The Joys and Challenges of Being a Mum of Kids with Disabilities
Mother’s Day is a special day to celebrate and appreciate the amazing mothers who have devoted their lives to nurturing their children. But for some mothers, every day is Mother’s Day. They are the mothers of children with disabilities who face unique joys and challenges in their parenting journey. In this blog post, we will hear from Elise, a mother of three children, two of whom have disabilities. She will share with us how she copes with the difficulties and celebrates the successes of being a mother of children with disabilities. She will also tell us how Maple helps her and her children with their daily routine and therapy.

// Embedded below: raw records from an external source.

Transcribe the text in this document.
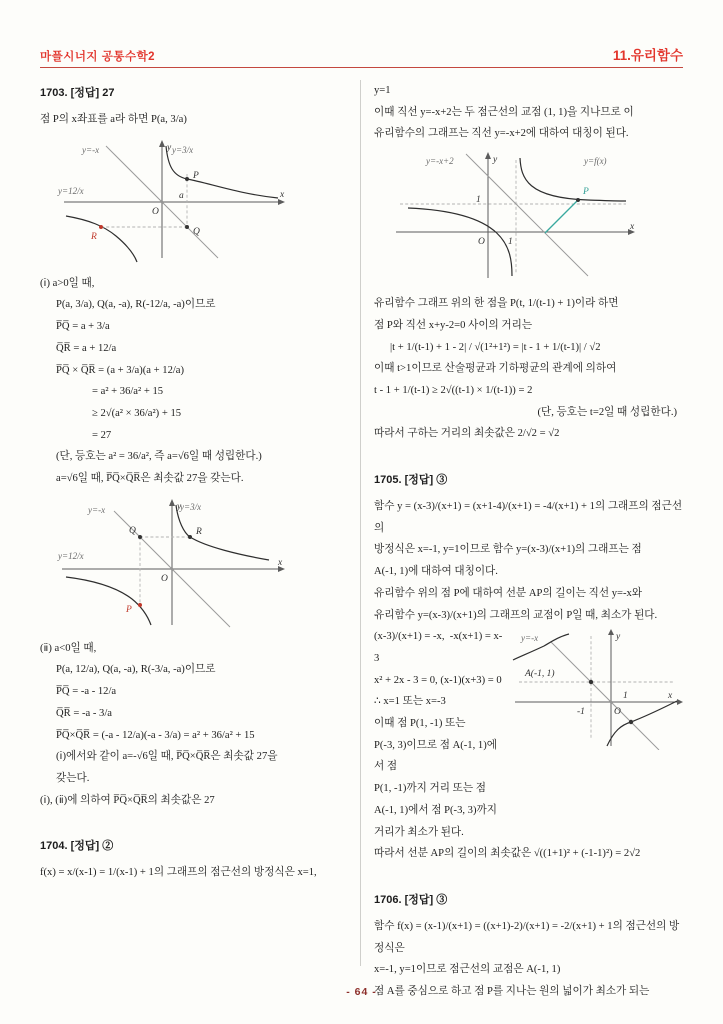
마플시너지 공통수학2	11.유리함수
1703. [정답] 27

점 P의 x좌표를 a라 하면 P(a, 3/a)

y=-x	y=3/x
y=12/x
O
P
Q
R
a	x
y

(ⅰ) a>0일 때,

P(a, 3/a), Q(a, -a), R(-12/a, -a)이므로

P̅Q̅ = a + 3/a

Q̅R̅ = a + 12/a

P̅Q̅ × Q̅R̅ = (a + 3/a)(a + 12/a)

= a² + 36/a² + 15

≥ 2√(a² × 36/a²) + 15

= 27

(단, 등호는 a² = 36/a², 즉 a=√6일 때 성립한다.)

a=√6일 때, P̅Q̅×Q̅R̅은 최솟값 27을 갖는다.

y=-x	y=3/x
y=12/x
Q	R
P
O
x
y

(ⅱ) a<0일 때,

P(a, 12/a), Q(a, -a), R(-3/a, -a)이므로

P̅Q̅ = -a - 12/a

Q̅R̅ = -a - 3/a

P̅Q̅×Q̅R̅ = (-a - 12/a)(-a - 3/a) = a² + 36/a² + 15

(ⅰ)에서와 같이 a=-√6일 때, P̅Q̅×Q̅R̅은 최솟값 27을

갖는다.

(ⅰ), (ⅱ)에 의하여 P̅Q̅×Q̅R̅의 최솟값은 27

1704. [정답] ②

f(x) = x/(x-1) = 1/(x-1) + 1의 그래프의 점근선의 방정식은 x=1,

y=1

이때 직선 y=-x+2는 두 점근선의 교점 (1, 1)을 지나므로 이

유리함수의 그래프는 직선 y=-x+2에 대하여 대칭이 된다.

y=-x+2	y=f(x)
P
O 1
1
x
y

유리함수 그래프 위의 한 점을 P(t, 1/(t-1) + 1)이라 하면

점 P와 직선 x+y-2=0 사이의 거리는

|t + 1/(t-1) + 1 - 2| / √(1²+1²) = |t - 1 + 1/(t-1)| / √2

이때 t>1이므로 산술평균과 기하평균의 관계에 의하여

t - 1 + 1/(t-1) ≥ 2√((t-1) × 1/(t-1)) = 2

(단, 등호는 t=2일 때 성립한다.)

따라서 구하는 거리의 최솟값은 2/√2 = √2

1705. [정답] ③

함수 y = (x-3)/(x+1) = (x+1-4)/(x+1) = -4/(x+1) + 1의 그래프의 점근선의

방정식은 x=-1, y=1이므로 함수 y=(x-3)/(x+1)의 그래프는 점

A(-1, 1)에 대하여 대칭이다.

유리함수 위의 점 P에 대하여 선분 AP의 길이는 직선 y=-x와

유리함수 y=(x-3)/(x+1)의 그래프의 교점이 P일 때, 최소가 된다.

y=-x
A(-1, 1)
-1	O
1	x
y

(x-3)/(x+1) = -x,  -x(x+1) = x-3

x² + 2x - 3 = 0, (x-1)(x+3) = 0

∴ x=1 또는 x=-3

이때 점 P(1, -1) 또는

P(-3, 3)이므로 점 A(-1, 1)에서 점

P(1, -1)까지 거리 또는 점

A(-1, 1)에서 점 P(-3, 3)까지

거리가 최소가 된다.

따라서 선분 AP의 길이의 최솟값은 √((1+1)² + (-1-1)²) = 2√2

1706. [정답] ③

함수 f(x) = (x-1)/(x+1) = ((x+1)-2)/(x+1) = -2/(x+1) + 1의 점근선의 방정식은

x=-1, y=1이므로 점근선의 교점은 A(-1, 1)

점 A를 중심으로 하고 점 P를 지나는 원의 넓이가 최소가 되는

- 64 -
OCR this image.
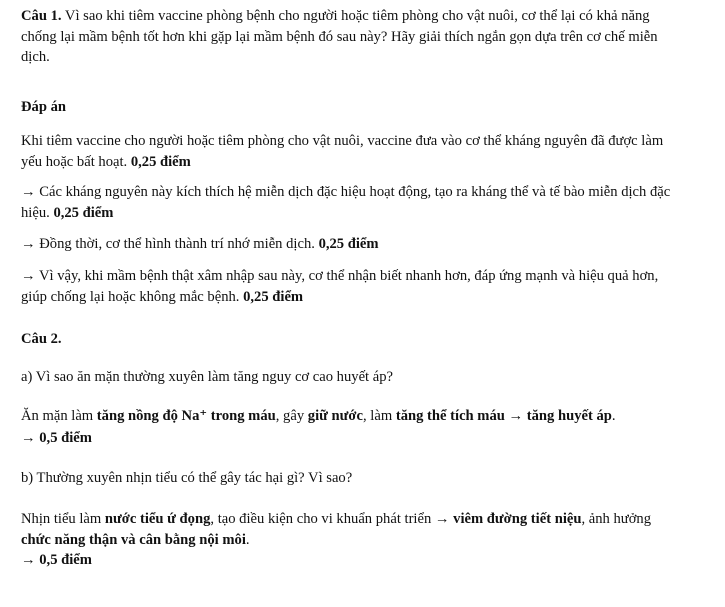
Câu 1. Vì sao khi tiêm vaccine phòng bệnh cho người hoặc tiêm phòng cho vật nuôi, cơ thể lại có khả năng chống lại mầm bệnh tốt hơn khi gặp lại mầm bệnh đó sau này? Hãy giải thích ngắn gọn dựa trên cơ chế miễn dịch.

Đáp án

Khi tiêm vaccine cho người hoặc tiêm phòng cho vật nuôi, vaccine đưa vào cơ thể kháng nguyên đã được làm yếu hoặc bất hoạt. 0,25 điểm

→ Các kháng nguyên này kích thích hệ miễn dịch đặc hiệu hoạt động, tạo ra kháng thể và tế bào miễn dịch đặc hiệu. 0,25 điểm

→ Đồng thời, cơ thể hình thành trí nhớ miễn dịch. 0,25 điểm

→ Vì vậy, khi mầm bệnh thật xâm nhập sau này, cơ thể nhận biết nhanh hơn, đáp ứng mạnh và hiệu quả hơn, giúp chống lại hoặc không mắc bệnh. 0,25 điểm

Câu 2.

a) Vì sao ăn mặn thường xuyên làm tăng nguy cơ cao huyết áp?

Ăn mặn làm tăng nồng độ Na⁺ trong máu, gây giữ nước, làm tăng thể tích máu → tăng huyết áp.

→ 0,5 điểm

b) Thường xuyên nhịn tiểu có thể gây tác hại gì? Vì sao?

Nhịn tiểu làm nước tiểu ứ đọng, tạo điều kiện cho vi khuẩn phát triển → viêm đường tiết niệu, ảnh hưởng chức năng thận và cân bằng nội môi.

→ 0,5 điểm
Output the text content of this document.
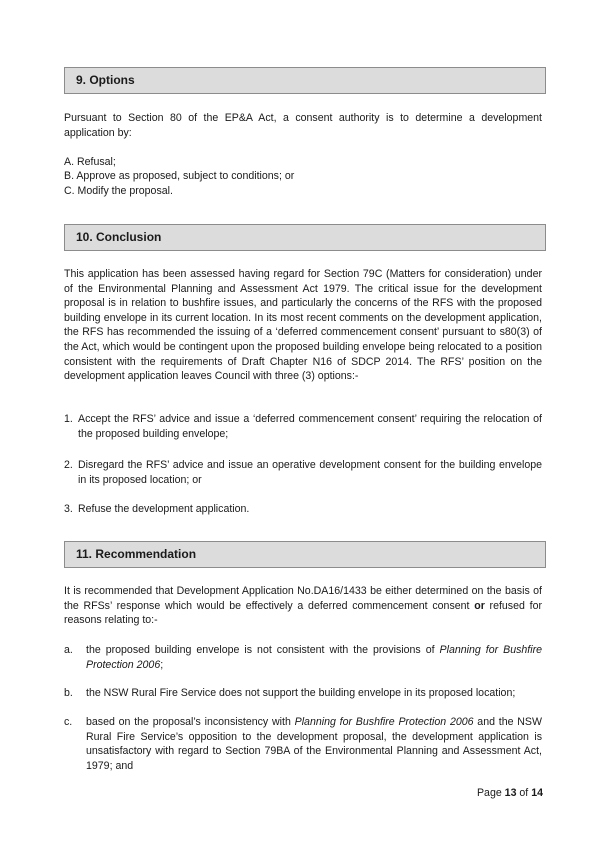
9. Options

Pursuant to Section 80 of the EP&A Act, a consent authority is to determine a development application by:

A. Refusal;

B. Approve as proposed, subject to conditions; or

C. Modify the proposal.

10. Conclusion

This application has been assessed having regard for Section 79C (Matters for consideration) under of the Environmental Planning and Assessment Act 1979. The critical issue for the development proposal is in relation to bushfire issues, and particularly the concerns of the RFS with the proposed building envelope in its current location. In its most recent comments on the development application, the RFS has recommended the issuing of a ‘deferred commencement consent’ pursuant to s80(3) of the Act, which would be contingent upon the proposed building envelope being relocated to a position consistent with the requirements of Draft Chapter N16 of SDCP 2014. The RFS’ position on the development application leaves Council with three (3) options:-

1. Accept the RFS’ advice and issue a ‘deferred commencement consent’ requiring the relocation of the proposed building envelope;
2. Disregard the RFS’ advice and issue an operative development consent for the building envelope in its proposed location; or
3. Refuse the development application.
11. Recommendation

It is recommended that Development Application No.DA16/1433 be either determined on the basis of the RFSs’ response which would be effectively a deferred commencement consent or refused for reasons relating to:-

a.	the proposed building envelope is not consistent with the provisions of Planning for Bushfire Protection 2006;
b.	the NSW Rural Fire Service does not support the building envelope in its proposed location;
c.	based on the proposal’s inconsistency with Planning for Bushfire Protection 2006 and the NSW Rural Fire Service’s opposition to the development proposal, the development application is unsatisfactory with regard to Section 79BA of the Environmental Planning and Assessment Act, 1979; and
Page 13 of 14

Hi everyone, I’m Elise, and I’m the mom of three awesome kids. Two of them have disabilities, and one of them doesn’t. My oldest boy, Tyson, is seven, and he has Erb’s palsy, autism, and a global delay. He is non-verbal, but he has a lot of personality. My middle son, Noah, is four, and he has global delay, autism, and hypotonia. He talks a little bit, but he has a lot of character. My youngest boy, Julian, is six months old, and he doesn’t have a disability.
Being a mum of kids with disabilities is a lot of fun and a lot of work. I love my kids more than anything, and I have a blast with them every day. They amaze me with their skills and their quirks. They crack me up with their antics and their affection. There are also ups and downs that come with being a mother. Sometimes it’s difficult to figure out what my kids need, especially when they have meltdowns. Sometimes I feel like I don’t know what I’m doing or how to handle things. Sometimes I get judgemental looks and comments from people who don’t understand kids with disabilities.
To deal with these challenges, I have a lot of help from my family, friends, support workers, and therapists. I access support workers through Maple. They help me with the kids’ daily routine and therapy. They also help my kids learn new skills and become more independent, and they remind me that I’m not alone.
One of the things that makes my life easier is having a structured routine for my family. It keeps me sane and organised, and it keeps my kids calm and happy. We’re also a very loud and fun-loving family. We like to play games, watch movies, listen to music, and have dance parties.
Being a mother of kids with disabilities is not a problem or a curse. It’s an opportunity and a blessing. It’s a chance to grow as a person and as a mother. It’s a way to see the beauty and diversity of human life. Sometimes other parents wonder how I do this. But this is my normal, and I love it.
I would end this on a positive note by telling the world to be very nice and helpful to moms of kids with special needs. They face a lot of challenges and need your support and understanding. A small gesture can make a big difference in their day. They want their kids to have a great and fulfilling life, no matter what their disabilities are.